E porque este fracasso das nossas instituições públicas se estende a outras áreas como a saúde, a educação e a justiça, nós, os nossos irmãos os nossos filhos, os nossos pais todos podem ser vítimas das enxurradas de más práticas, quer policiais, quer médicas nos hospitais, quer da nossa justiça. Tudo, enquanto pouco se reclama porque não chegou a vez da sua casa arder e então não se vê necessidade de pegar no balde enquanto é a casa dos outros. E agora pergunto eu, será este, a continuidade de mortes sem sentido, o preço a pagar pelo silencio generalizado quando as nossas instituições falham? Quando cometem crimes e injustiças?

Ainda recentemente vi online um post que dizia que as nossas instituições, a polícia, a media, até a saúde e a educação, parecem actuar como se trabalhassem não para o Estado, para a pessoas, mas para o poder, no caso o partido. E a verdade é que se fosse um dirigente do partido que anda de Lexus e motorista, o polícia nem tão pouco mandaria parar o carro. Estas são injustiças com que convivemos normalmente e que podem ser letais como foram nestes casos. Injustiças que valem a pena contestar para um país melhor para todos. Foi um médico, ontem um jovem antes de ontem um teenager, antes do Covid eram mães que vendem na rua... O problema não está nas regras mas em quem as executa.

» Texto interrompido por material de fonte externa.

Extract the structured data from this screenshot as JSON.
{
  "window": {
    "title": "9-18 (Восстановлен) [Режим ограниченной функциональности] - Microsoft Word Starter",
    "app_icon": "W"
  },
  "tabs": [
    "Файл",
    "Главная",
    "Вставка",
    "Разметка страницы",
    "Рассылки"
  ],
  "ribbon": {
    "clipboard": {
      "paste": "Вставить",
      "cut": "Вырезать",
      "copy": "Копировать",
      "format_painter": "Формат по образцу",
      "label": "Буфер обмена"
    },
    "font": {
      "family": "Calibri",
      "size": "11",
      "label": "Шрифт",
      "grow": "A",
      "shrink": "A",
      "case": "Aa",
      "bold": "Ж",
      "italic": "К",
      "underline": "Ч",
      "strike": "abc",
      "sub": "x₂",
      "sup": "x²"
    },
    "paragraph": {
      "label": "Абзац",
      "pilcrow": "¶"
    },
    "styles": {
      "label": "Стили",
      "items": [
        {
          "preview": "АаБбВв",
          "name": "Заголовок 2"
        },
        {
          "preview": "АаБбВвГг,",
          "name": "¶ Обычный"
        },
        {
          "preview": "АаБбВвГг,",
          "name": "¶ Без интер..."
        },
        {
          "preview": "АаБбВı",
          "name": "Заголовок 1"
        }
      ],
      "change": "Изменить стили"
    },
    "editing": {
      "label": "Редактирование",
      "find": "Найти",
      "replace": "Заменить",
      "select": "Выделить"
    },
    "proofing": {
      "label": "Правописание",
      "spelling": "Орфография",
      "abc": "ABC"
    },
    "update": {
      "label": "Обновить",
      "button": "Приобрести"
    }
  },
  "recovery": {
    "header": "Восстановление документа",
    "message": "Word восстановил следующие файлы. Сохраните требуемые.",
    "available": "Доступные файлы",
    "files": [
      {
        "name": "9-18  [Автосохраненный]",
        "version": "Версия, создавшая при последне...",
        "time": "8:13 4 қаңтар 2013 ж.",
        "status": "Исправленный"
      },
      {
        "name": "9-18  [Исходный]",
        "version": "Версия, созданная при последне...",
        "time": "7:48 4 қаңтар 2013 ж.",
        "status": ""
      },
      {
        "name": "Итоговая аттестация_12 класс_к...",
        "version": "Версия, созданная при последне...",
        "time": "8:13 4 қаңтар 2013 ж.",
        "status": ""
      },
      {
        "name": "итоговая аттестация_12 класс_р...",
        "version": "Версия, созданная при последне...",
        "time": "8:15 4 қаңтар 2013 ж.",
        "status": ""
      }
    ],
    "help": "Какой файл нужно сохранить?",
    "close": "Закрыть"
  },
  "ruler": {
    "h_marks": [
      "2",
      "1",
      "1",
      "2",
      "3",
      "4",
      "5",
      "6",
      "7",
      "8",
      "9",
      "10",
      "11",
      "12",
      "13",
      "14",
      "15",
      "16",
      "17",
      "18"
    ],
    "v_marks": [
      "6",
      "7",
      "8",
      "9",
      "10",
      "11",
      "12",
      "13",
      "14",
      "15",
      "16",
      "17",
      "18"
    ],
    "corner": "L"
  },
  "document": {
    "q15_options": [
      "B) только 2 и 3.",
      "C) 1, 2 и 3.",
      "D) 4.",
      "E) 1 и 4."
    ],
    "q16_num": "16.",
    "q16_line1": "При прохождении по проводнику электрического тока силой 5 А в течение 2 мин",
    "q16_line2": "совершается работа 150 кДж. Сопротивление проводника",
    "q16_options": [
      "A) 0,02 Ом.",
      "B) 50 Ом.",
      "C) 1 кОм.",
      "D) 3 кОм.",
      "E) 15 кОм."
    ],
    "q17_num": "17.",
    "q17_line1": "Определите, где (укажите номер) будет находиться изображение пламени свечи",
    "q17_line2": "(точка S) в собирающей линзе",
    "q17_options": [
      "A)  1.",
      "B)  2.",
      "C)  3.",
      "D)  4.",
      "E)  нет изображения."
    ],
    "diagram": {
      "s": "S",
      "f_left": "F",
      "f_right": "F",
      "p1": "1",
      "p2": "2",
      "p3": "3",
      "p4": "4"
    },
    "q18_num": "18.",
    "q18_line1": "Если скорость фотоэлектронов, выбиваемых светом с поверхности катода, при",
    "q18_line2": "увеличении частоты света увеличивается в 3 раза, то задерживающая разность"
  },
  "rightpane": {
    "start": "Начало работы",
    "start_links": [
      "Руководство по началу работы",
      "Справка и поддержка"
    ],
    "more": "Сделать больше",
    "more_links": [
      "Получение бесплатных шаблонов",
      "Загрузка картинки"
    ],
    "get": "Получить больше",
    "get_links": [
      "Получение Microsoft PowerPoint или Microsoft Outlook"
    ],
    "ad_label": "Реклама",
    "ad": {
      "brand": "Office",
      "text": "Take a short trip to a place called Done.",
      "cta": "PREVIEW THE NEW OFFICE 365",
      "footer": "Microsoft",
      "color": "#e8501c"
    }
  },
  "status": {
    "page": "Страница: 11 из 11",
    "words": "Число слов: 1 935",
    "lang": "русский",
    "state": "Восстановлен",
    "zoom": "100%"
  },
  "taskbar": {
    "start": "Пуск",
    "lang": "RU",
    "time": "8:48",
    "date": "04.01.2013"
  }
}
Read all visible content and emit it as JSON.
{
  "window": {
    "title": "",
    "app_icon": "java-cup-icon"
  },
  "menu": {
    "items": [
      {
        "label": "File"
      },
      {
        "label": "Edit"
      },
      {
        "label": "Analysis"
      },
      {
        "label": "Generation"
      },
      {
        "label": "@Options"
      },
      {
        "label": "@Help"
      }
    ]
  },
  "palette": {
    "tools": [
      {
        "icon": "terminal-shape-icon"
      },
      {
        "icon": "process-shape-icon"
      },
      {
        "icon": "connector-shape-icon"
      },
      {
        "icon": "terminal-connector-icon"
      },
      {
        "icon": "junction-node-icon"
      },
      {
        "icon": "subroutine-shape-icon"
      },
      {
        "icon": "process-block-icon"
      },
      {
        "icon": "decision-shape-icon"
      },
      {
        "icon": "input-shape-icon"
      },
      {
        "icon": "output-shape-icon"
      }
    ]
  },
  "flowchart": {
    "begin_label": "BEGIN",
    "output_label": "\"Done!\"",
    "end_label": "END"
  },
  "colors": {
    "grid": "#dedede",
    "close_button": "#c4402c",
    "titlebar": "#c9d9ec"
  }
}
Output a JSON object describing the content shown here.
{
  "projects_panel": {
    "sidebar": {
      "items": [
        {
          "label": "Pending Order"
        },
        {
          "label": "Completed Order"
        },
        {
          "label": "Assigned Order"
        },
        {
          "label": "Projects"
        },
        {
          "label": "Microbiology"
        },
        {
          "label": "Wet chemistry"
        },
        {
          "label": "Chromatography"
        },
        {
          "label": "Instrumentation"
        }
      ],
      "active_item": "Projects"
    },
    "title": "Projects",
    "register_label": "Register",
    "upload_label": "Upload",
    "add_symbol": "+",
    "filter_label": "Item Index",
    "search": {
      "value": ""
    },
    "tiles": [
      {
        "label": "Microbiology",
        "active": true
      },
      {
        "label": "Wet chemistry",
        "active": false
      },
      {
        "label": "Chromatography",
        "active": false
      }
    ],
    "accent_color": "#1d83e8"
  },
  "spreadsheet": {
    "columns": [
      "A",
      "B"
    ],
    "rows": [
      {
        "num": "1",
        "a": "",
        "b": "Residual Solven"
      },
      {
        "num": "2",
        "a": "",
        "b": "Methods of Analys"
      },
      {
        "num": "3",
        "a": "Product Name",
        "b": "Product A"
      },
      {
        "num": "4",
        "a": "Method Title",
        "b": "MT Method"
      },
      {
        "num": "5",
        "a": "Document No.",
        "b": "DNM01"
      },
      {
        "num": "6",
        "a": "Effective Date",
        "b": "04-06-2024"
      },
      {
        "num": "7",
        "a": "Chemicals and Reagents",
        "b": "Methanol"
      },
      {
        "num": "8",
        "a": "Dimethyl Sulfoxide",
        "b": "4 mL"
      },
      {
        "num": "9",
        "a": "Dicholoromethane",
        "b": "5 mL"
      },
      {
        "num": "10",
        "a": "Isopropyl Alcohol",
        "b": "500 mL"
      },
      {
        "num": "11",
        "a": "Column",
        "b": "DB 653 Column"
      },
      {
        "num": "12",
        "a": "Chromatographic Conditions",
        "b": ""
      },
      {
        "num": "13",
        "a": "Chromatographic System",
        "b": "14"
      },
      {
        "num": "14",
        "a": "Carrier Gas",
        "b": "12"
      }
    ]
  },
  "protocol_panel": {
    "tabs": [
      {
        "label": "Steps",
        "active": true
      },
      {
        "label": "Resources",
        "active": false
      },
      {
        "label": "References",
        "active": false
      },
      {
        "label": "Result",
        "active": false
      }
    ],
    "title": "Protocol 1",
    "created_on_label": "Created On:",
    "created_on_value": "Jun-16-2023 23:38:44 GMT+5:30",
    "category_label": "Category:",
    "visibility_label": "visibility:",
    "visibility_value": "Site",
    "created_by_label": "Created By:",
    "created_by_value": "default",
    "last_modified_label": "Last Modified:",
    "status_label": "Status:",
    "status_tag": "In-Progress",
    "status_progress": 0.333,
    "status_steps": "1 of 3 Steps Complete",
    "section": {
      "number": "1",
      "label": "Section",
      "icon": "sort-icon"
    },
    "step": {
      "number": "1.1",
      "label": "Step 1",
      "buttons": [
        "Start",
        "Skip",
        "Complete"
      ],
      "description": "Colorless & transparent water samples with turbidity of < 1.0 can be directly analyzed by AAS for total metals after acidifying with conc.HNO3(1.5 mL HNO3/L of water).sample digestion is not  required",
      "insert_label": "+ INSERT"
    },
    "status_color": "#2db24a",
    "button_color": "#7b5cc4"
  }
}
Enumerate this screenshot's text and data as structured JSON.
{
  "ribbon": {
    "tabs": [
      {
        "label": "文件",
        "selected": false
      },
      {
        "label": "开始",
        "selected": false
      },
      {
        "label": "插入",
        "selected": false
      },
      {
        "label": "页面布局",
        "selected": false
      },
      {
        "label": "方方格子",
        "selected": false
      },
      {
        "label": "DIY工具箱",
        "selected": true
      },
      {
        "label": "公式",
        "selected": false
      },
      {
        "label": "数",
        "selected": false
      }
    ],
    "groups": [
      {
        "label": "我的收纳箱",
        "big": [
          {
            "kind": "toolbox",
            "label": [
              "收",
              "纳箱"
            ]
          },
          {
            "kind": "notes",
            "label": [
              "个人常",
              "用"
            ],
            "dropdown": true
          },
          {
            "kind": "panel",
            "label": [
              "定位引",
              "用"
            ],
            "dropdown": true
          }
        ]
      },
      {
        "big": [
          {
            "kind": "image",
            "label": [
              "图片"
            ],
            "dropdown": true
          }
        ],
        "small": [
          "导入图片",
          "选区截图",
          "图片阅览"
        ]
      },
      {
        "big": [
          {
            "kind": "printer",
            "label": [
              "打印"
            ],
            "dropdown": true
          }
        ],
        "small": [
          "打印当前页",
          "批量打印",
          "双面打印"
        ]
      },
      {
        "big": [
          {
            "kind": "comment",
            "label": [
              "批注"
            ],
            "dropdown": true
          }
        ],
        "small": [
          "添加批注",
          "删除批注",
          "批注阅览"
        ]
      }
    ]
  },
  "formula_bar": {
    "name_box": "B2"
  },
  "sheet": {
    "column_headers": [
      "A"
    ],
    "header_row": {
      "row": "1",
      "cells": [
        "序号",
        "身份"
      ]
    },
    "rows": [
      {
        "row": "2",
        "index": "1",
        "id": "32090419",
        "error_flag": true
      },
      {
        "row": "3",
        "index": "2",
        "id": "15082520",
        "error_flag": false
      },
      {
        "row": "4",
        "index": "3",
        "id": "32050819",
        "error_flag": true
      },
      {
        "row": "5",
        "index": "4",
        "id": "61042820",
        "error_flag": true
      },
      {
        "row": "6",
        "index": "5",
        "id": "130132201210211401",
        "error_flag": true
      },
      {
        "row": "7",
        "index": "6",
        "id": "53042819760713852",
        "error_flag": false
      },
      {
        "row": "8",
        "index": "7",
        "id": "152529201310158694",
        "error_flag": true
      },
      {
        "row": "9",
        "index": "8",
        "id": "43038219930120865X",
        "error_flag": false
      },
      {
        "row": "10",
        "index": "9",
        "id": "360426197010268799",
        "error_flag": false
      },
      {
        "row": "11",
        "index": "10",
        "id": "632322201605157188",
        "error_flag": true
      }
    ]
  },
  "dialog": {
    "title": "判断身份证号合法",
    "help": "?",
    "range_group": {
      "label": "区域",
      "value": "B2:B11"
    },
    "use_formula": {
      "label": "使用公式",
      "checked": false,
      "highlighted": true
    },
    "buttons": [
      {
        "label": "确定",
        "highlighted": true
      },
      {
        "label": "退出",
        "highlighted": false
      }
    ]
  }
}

Se continuarmos a olhar para o incêndio ele vai continuar a marcha. Mantendo em mente que em todas as instituições há pessoas de valor e que a instituição policial é essencial para o país, vale a pena, sem arruaça, sem perturbação da ordem, sem violência de qualquer espécie, e, mas com firmeza com voz e organização cada um pegar no seu balde e combater o incêndio para impedir que ele alastre em vez de se olhar para o lado. Subscrevo o que escreveu Ismael Mateus, se caísse um chefe grande quando os (múltiplos chefes pequeninos) fazem asneira, teríamos muito menos asneiras. Responsabilização séria precisa-se.